Es ist eigentlich immer wieder dasselbe: Mit aller Macht wird versucht, den Protest gegen eine klimaschädliche Wirtschaft zu unterbinden – sei es bei der Räumung von Lützerath, sei es beim staatsanwaltlichen Vorgehen gegen die „Letzte Generation“, sei es beim Vorgehen von DHL gegen den Protest gegen den Flughafenausbau, sei es bei symbolischen Tagebaubesetzungen, in denen die schmutzigste Energiequelle Thema war. Doch was ist mit den Journalisten, die dabei sind?
Erlischt ihr Recht auf freie journalistische Berichterstattung, wenn sich Proteste auf Tagebaugelände abspielen wie bei einer Aktion von Ende Gelände im November 2019 im Tagebau Schleenhain der Mibrag?

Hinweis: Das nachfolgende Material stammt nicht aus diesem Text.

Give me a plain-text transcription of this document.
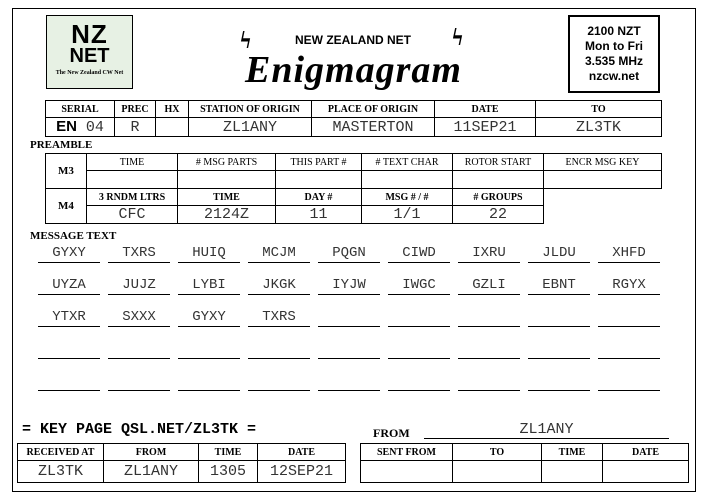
NZ
NET
The New Zealand CW Net
ϟ	ϟ
NEW ZEALAND NET
Enigmagram
2100 NZT
Mon to Fri
3.535 MHz
nzcw.net
SERIAL	PREC	HX	STATION OF ORIGIN	PLACE OF ORIGIN	DATE	TO
EN 04	R		ZL1ANY	MASTERTON	11SEP21	ZL3TK
PREAMBLE
M3	TIME	# MSG PARTS	THIS PART #	# TEXT CHAR	ROTOR START	ENCR MSG KEY

M4	3 RNDM LTRS	TIME	DAY #	MSG # / #	# GROUPS	
	CFC	2124Z	11	1/1	22	
MESSAGE TEXT
GYXY	TXRS	HUIQ	MCJM	PQGN	CIWD	IXRU	JLDU	XHFD
UYZA	JUJZ	LYBI	JKGK	IYJW	IWGC	GZLI	EBNT	RGYX
YTXR	SXXX	GYXY	TXRS
= KEY PAGE QSL.NET/ZL3TK =	FROM	ZL1ANY
RECEIVED AT	FROM	TIME	DATE
ZL3TK	ZL1ANY	1305	12SEP21
SENT FROM	TO	TIME	DATE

Hausfriedensbruch wurde dem Leipziger Journalisten Marco Bras dos Santos vorgeworfen, der am 30. November 2019 von der Tagebaubesetzung durch Aktivisten von Ende Gelände berichtete. Der Kohlekonzern MIBRAG hatte ihn wegen seiner Berichterstattung aus einem Braunkohletagebau bei Leipzig wegen Hausfriedensbruchs angezeigt. Anlass war die Blockade von Kohlebaggern durch das Aktionsbündnis Ende Gelände.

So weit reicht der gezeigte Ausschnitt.